The shower, a low flow showerhead is a ‘must have’ purchase, while using a shower timer or an existing alarm, such as on your smartphone, will help you to keep showers as short as possible.
Top 10 Free Water Saving Devices
In addition to the excellent water saving products you can buy, water companies can often supply you with free devices that will help you reduce your bills.

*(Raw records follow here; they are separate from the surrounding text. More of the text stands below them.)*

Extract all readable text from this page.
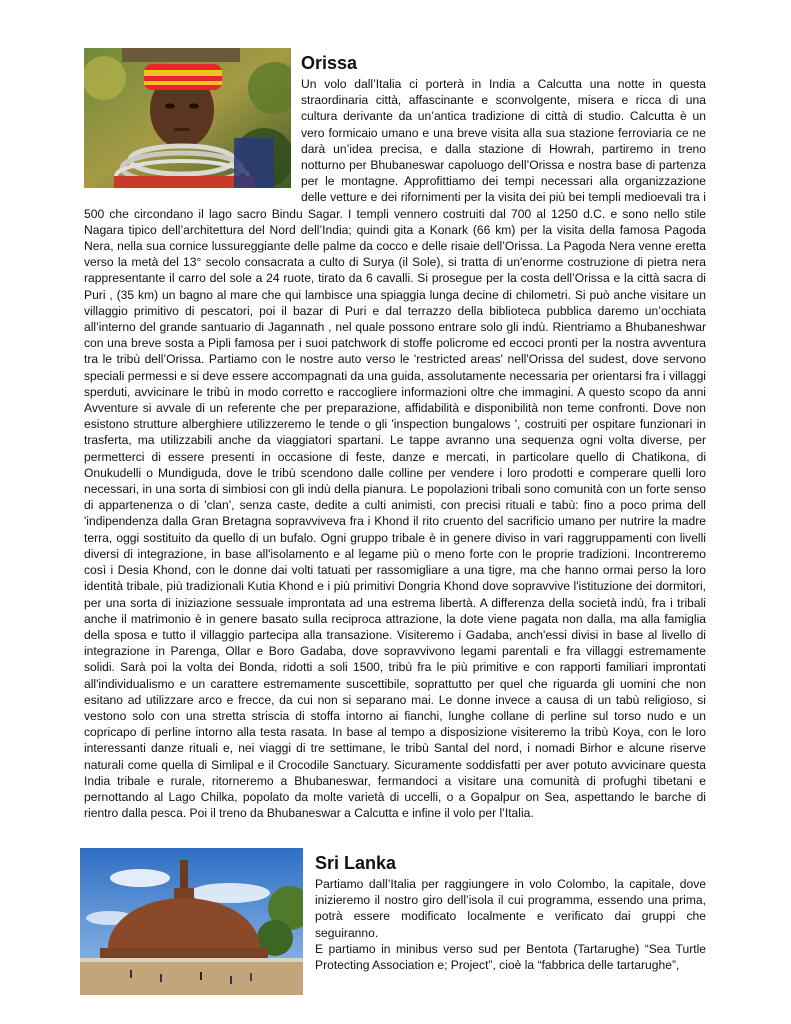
Orissa

Un volo dall’Italia ci porterà in India a Calcutta una notte in questa straordinaria città, affascinante e sconvolgente, misera e ricca di una cultura derivante da un’antica tradizione di città di studio. Calcutta è un vero formicaio umano e una breve visita alla sua stazione ferroviaria ce ne darà un’idea precisa, e dalla stazione di Howrah, partiremo in treno notturno per Bhubaneswar capoluogo dell’Orissa e nostra base di partenza per le montagne. Approfittiamo dei tempi necessari alla organizzazione delle vetture e dei rifornimenti per la visita dei più bei templi medioevali tra i 500 che circondano il lago sacro Bindu Sagar. I templi vennero costruiti dal 700 al 1250 d.C. e sono nello stile Nagara tipico dell’architettura del Nord dell’India; quindi gita a Konark (66 km) per la visita della famosa Pagoda Nera, nella sua cornice lussureggiante delle palme da cocco e delle risaie dell’Orissa. La Pagoda Nera venne eretta verso la metà del 13° secolo consacrata a culto di Surya (il Sole), si tratta di un'enorme costruzione di pietra nera rappresentante il carro del sole a 24 ruote, tirato da 6 cavalli. Si prosegue per la costa dell’Orissa e la città sacra di Puri , (35 km) un bagno al mare che qui lambisce una spiaggia lunga decine di chilometri. Si può anche visitare un villaggio primitivo di pescatori, poi il bazar di Puri e dal terrazzo della biblioteca pubblica daremo un’occhiata all’interno del grande santuario di Jagannath , nel quale possono entrare solo gli indù. Rientriamo a Bhubaneshwar con una breve sosta a Pipli famosa per i suoi patchwork di stoffe policrome ed eccoci pronti per la nostra avventura tra le tribù dell’Orissa. Partiamo con le nostre auto verso le 'restricted areas' nell'Orissa del sudest, dove servono speciali permessi e si deve essere accompagnati da una guida, assolutamente necessaria per orientarsi fra i villaggi sperduti, avvicinare le tribù in modo corretto e raccogliere informazioni oltre che immagini. A questo scopo da anni Avventure si avvale di un referente che per preparazione, affidabilità e disponibilità non teme confronti. Dove non esistono strutture alberghiere utilizzeremo le tende o gli 'inspection bungalows ', costruiti per ospitare funzionari in trasferta, ma utilizzabili anche da viaggiatori spartani. Le tappe avranno una sequenza ogni volta diverse, per permetterci di essere presenti in occasione di feste, danze e mercati, in particolare quello di Chatikona, di Onukudelli o Mundiguda, dove le tribù scendono dalle colline per vendere i loro prodotti e comperare quelli loro necessari, in una sorta di simbiosi con gli indù della pianura. Le popolazioni tribali sono comunità con un forte senso di appartenenza o di 'clan', senza caste, dedite a culti animisti, con precisi rituali e tabù: fino a poco prima dell 'indipendenza dalla Gran Bretagna sopravviveva fra i Khond il rito cruento del sacrificio umano per nutrire la madre terra, oggi sostituito da quello di un bufalo. Ogni gruppo tribale è in genere diviso in vari raggruppamenti con livelli diversi di integrazione, in base all'isolamento e al legame più o meno forte con le proprie tradizioni. Incontreremo così i Desia Khond, con le donne dai volti tatuati per rassomigliare a una tigre, ma che hanno ormai perso la loro identità tribale, più tradizionali Kutia Khond e i più primitivi Dongria Khond dove sopravvive l'istituzione dei dormitori, per una sorta di iniziazione sessuale improntata ad una estrema libertà. A differenza della società indù, fra i tribali anche il matrimonio è in genere basato sulla reciproca attrazione, la dote viene pagata non dalla, ma alla famiglia della sposa e tutto il villaggio partecipa alla transazione. Visiteremo i Gadaba, anch'essi divisi in base al livello di integrazione in Parenga, Ollar e Boro Gadaba, dove sopravvivono legami parentali e fra villaggi estremamente solidi. Sarà poi la volta dei Bonda, ridotti a soli 1500, tribù fra le più primitive e con rapporti familiari improntati all'individualismo e un carattere estremamente suscettibile, soprattutto per quel che riguarda gli uomini che non esitano ad utilizzare arco e frecce, da cui non si separano mai. Le donne invece a causa di un tabù religioso, si vestono solo con una stretta striscia di stoffa intorno ai fianchi, lunghe collane di perline sul torso nudo e un copricapo di perline intorno alla testa rasata. In base al tempo a disposizione visiteremo la tribù Koya, con le loro interessanti danze rituali e, nei viaggi di tre settimane, le tribù Santal del nord, i nomadi Birhor e alcune riserve naturali come quella di Simlipal e il Crocodile Sanctuary. Sicuramente soddisfatti per aver potuto avvicinare questa India tribale e rurale, ritorneremo a Bhubaneswar, fermandoci a visitare una comunità di profughi tibetani e pernottando al Lago Chilka, popolato da molte varietà di uccelli, o a Gopalpur on Sea, aspettando le barche di rientro dalla pesca. Poi il treno da Bhubaneswar a Calcutta e infine il volo per l’Italia.

Sri Lanka

Partiamo dall’Italia per raggiungere in volo Colombo, la capitale, dove inizieremo il nostro giro dell’isola il cui programma, essendo una prima, potrà essere modificato localmente e verificato dai gruppi che seguiranno.
E partiamo in minibus verso sud per Bentota (Tartarughe) “Sea Turtle Protecting Association e; Project”, cioè la “fabbrica delle tartarughe”,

Here is the top 10 water saving devices to ask your water company for, wherever you are in the world.
Save a Flush
This product does exactly what it suggests. Save a Flush is a small bag, which expands when placed into your toilet cistern, reducing how much water you use each time you flush.
Hippo
If you have an older toilet with a larger cistern, then Hippo is ideal for saving more water than Save a Flush, and can reduce your water usage from the toilet by as much as 25%.
Tap Inserts
Free aerators that fit into your taps can potentially save you well in excess of 10,000 litres each year, which will lead to a substantial saving on your water bill. Tap inserts are easy to use, and once they’re in place they require almost no on-going maintenance to ensure they’re still in working order. In the event you do have a problem with one of them, they are easy to replace.
Toilet Stickers
Most of us treat a leaking toilet innocuously, and assume it’s just the remainder of the last flush moving through the system. However, a leaking toilet can potentially be costing you a small fortune each year. A toilet sticker is easy to use; just stick it into your bowl overnight and ensure no one uses the toilet. An intact sticker means your toilet is fine; if it’s gone, then you have a leak that needs fixing.
Hose Triggers
If you want to save water in the garden, but haven’t moved to using a watering can, a hose trigger is a great product for cutting down your consumption. Not only does it reduce water flow, it switches off when you’re not using it, saving waste from leaving it lying around or heading back indoors to switch off the tap.
Low Flow Showerhead
Granted, you’ll be lucky to get such a product free, but as the old adage goes, if you don’t ask, you don’t get, and you might be surprised at what your water company can do for you! A low flow showerhead will save thousands of litres of water per year and not take anything away from your shower experience.
Kitchen Spray Nozzle
This is another product often available if you ask for it, and if you don’t opt for the tap inserts in the kitchen, it is definitely something worth using.
Shower Flow Controller
A small device that allows you to continue using your existing showerhead, a flow controller can reduce water use by the same level as a low flow showerhead, which in turn will save a significant sum in water and energy bills.
Shower Timer
Having the best water saving devices only works if you’re committed to positive action yourself. If you struggle to take a quick shower, a free timer that tells you when five minutes is up is an excellent motivating tool.
Tooth Timer
You should already be turning off the tap when brushing your teeth anyway; not only does a tooth timer reaffirm this message, it’s also a great way to get youngsters brushing their teeth for the required two minutes morning and night.
While you can purchase all of these products to enjoy great water savings, you can also source them free at various times. Contact your water company or local authority now to see which products they’re able to provide.